Cette dernière mention est la plus lourde de conséquences pour les entreprises. Elle interdit à un acheteur de transformer la dispense en abonnement au profit de son installateur habituel, et elle offre un appui aux concurrents évincés qui voudraient contester une série de marchés attribués sans mise en concurrence. Les collectivités qui traiteront la mesure comme une simple facilité administrative s’exposent à un contentieux sur la sélection de l’offre.
Le plafond de 20 % posé sur les lots joue le même rôle. Il empêche de découper une opération importante en tranches inférieures à 140 000 euros pour la soustraire entièrement à la procédure. Un acheteur qui prépare une rénovation lourde devra donc continuer à publier, même si le poste chauffage entre dans le nouveau seuil. La contrainte se combine avec le critère environnemental obligatoire applicable aux attributions à partir du 21 août.

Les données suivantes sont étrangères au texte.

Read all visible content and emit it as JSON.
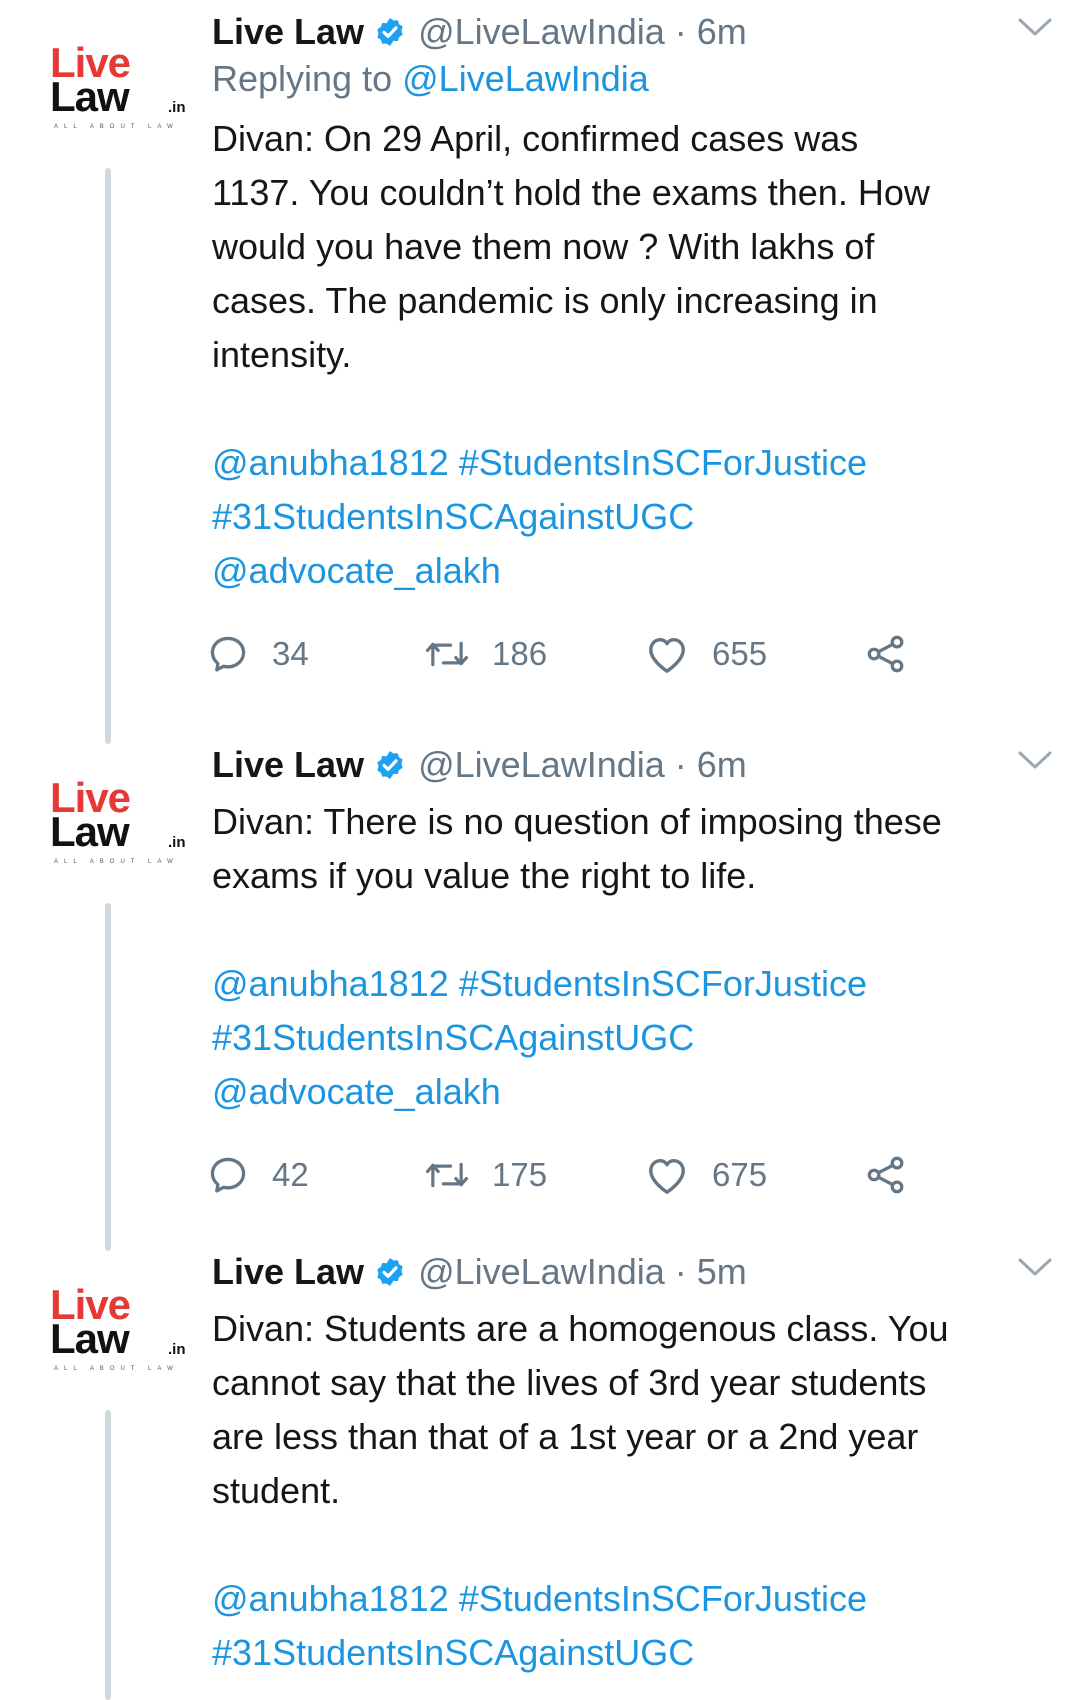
{
  "tweets": [
    {
      "author": "Live Law",
      "handle": "@LiveLawIndia · 6m",
      "reply_prefix": "Replying to",
      "reply_mention": "@LiveLawIndia",
      "text": "Divan: On 29 April, confirmed cases was\n1137. You couldn’t hold the exams then. How\nwould you have them now ? With lakhs of\ncases. The pandemic is only increasing in\nintensity.",
      "links_line1": "@anubha1812 #StudentsInSCForJustice",
      "links_line2": "#31StudentsInSCAgainstUGC",
      "links_line3": "@advocate_alakh",
      "replies": "34",
      "retweets": "186",
      "likes": "655"
    },
    {
      "author": "Live Law",
      "handle": "@LiveLawIndia · 6m",
      "text": "Divan: There is no question of imposing these\nexams if you value the right to life.",
      "links_line1": "@anubha1812 #StudentsInSCForJustice",
      "links_line2": "#31StudentsInSCAgainstUGC",
      "links_line3": "@advocate_alakh",
      "replies": "42",
      "retweets": "175",
      "likes": "675"
    },
    {
      "author": "Live Law",
      "handle": "@LiveLawIndia · 5m",
      "text": "Divan: Students are a homogenous class. You\ncannot say that the lives of 3rd year students\nare less than that of a 1st year or a 2nd year\nstudent.",
      "links_line1": "@anubha1812 #StudentsInSCForJustice",
      "links_line2": "#31StudentsInSCAgainstUGC"
    }
  ],
  "logo": {
    "live": "Live",
    "law": "Law",
    "tld": ".in",
    "tagline": "ALL ABOUT LAW"
  },
  "colors": {
    "link": "#1b95e0",
    "muted": "#657786",
    "logo_red": "#e53935",
    "thread_line": "#cfd9de"
  }
}
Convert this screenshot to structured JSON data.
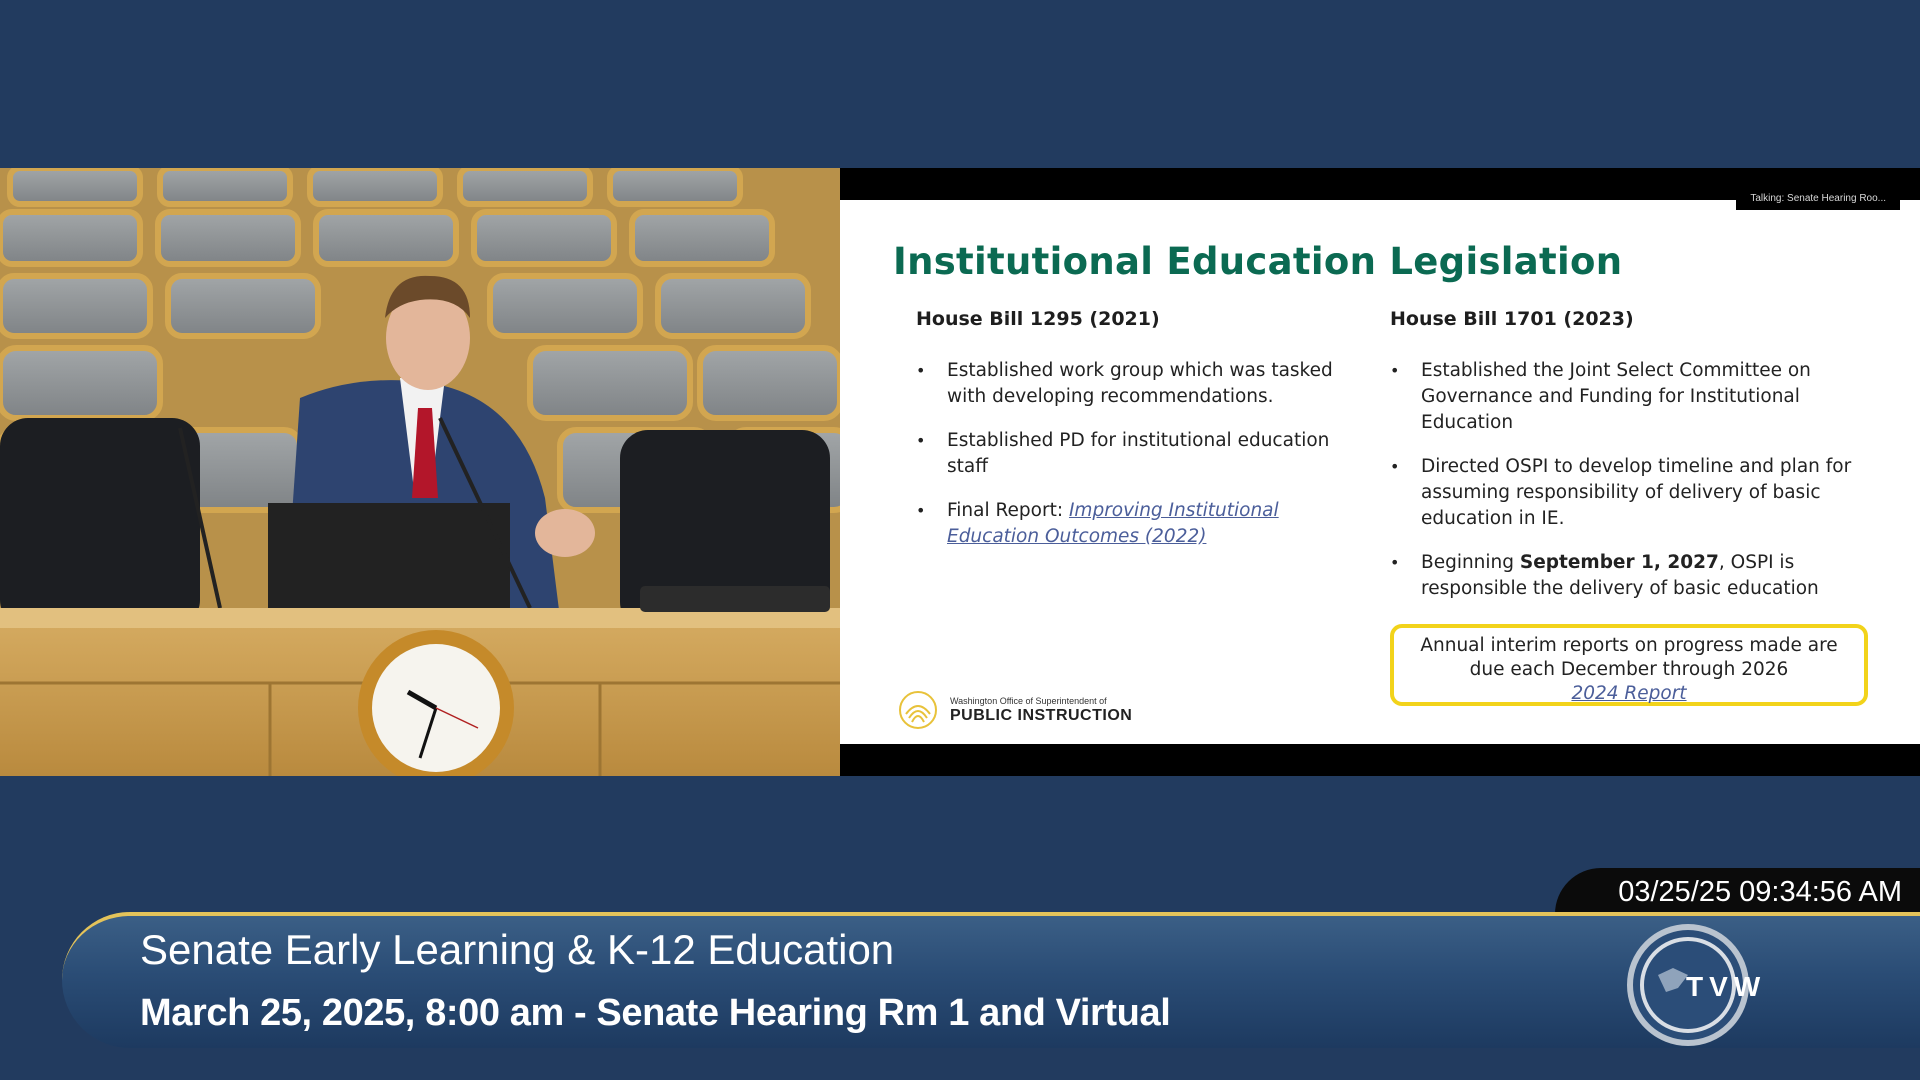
{
  "slide": {
    "talking_tag": "Talking: Senate Hearing Roo...",
    "title": "Institutional Education Legislation",
    "left_column": {
      "heading": "House Bill 1295 (2021)",
      "bullets": [
        "Established work group which was tasked with developing recommendations.",
        "Established PD for institutional education staff"
      ],
      "final_report_prefix": "Final Report: ",
      "final_report_link": "Improving Institutional Education Outcomes (2022)"
    },
    "right_column": {
      "heading": "House Bill 1701 (2023)",
      "bullets": [
        "Established the Joint Select Committee on Governance and Funding for Institutional Education",
        "Directed OSPI to develop timeline and plan for assuming responsibility of delivery of basic education in IE."
      ],
      "beginning_prefix": "Beginning ",
      "beginning_date": "September 1, 2027",
      "beginning_suffix": ", OSPI is responsible the delivery of basic education"
    },
    "report_box": {
      "line1": "Annual interim reports on progress made are",
      "line2": "due each December through 2026",
      "link": "2024 Report"
    },
    "logo": {
      "small_text": "Washington Office of Superintendent of",
      "big_text": "PUBLIC INSTRUCTION"
    }
  },
  "broadcast": {
    "timestamp": "03/25/25 09:34:56 AM",
    "title": "Senate Early Learning & K-12 Education",
    "subtitle": "March 25, 2025, 8:00 am - Senate Hearing Rm 1 and Virtual",
    "logo_text": "TVW"
  },
  "colors": {
    "background": "#223b5f",
    "slide_title": "#0b6a52",
    "report_border": "#f2d31a",
    "banner_accent": "#e4c35a"
  }
}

Ce qui se joue d’ici au 31 décembre
La fenêtre est courte et le carnet de commandes du secteur, tendu. La filière du bâtiment, dont la pression sur les trésoreries n’a pas reflué, va devoir arbitrer entre des chantiers privés déjà engagés et des marchés publics soudain plus accessibles. Quatre mois et demi laissent peu de place à une montée en compétence, sur des installations qui supposent un dimensionnement thermique sérieux.
L’exécutif mise, lui, sur un effet d’entraînement industriel. Le plan d’action destiné à produire un million de pompes à chaleur en France table sur 47 000 créations d’emplois, dont 30 000 installateurs. Ces chiffres supposent une demande régulière, ce qu’un seuil temporaire ne garantit pas : une dérogation qui s’éteint fin décembre produit des commandes concentrées, pas une trajectoire.
L’enjeu réel se lira dans les données d’achat public du premier trimestre 2027, quand le seuil de 140 000 euros deviendra la règle commune. Si la parenthèse ouverte cet été a effectivement dirigé des marchés vers des entreprises locales, l’argument de la simplification en sortira renforcé. Dans le cas contraire, le débat se déplacera vers les capacités réelles de la filière, que nul relèvement de seuil ne crée.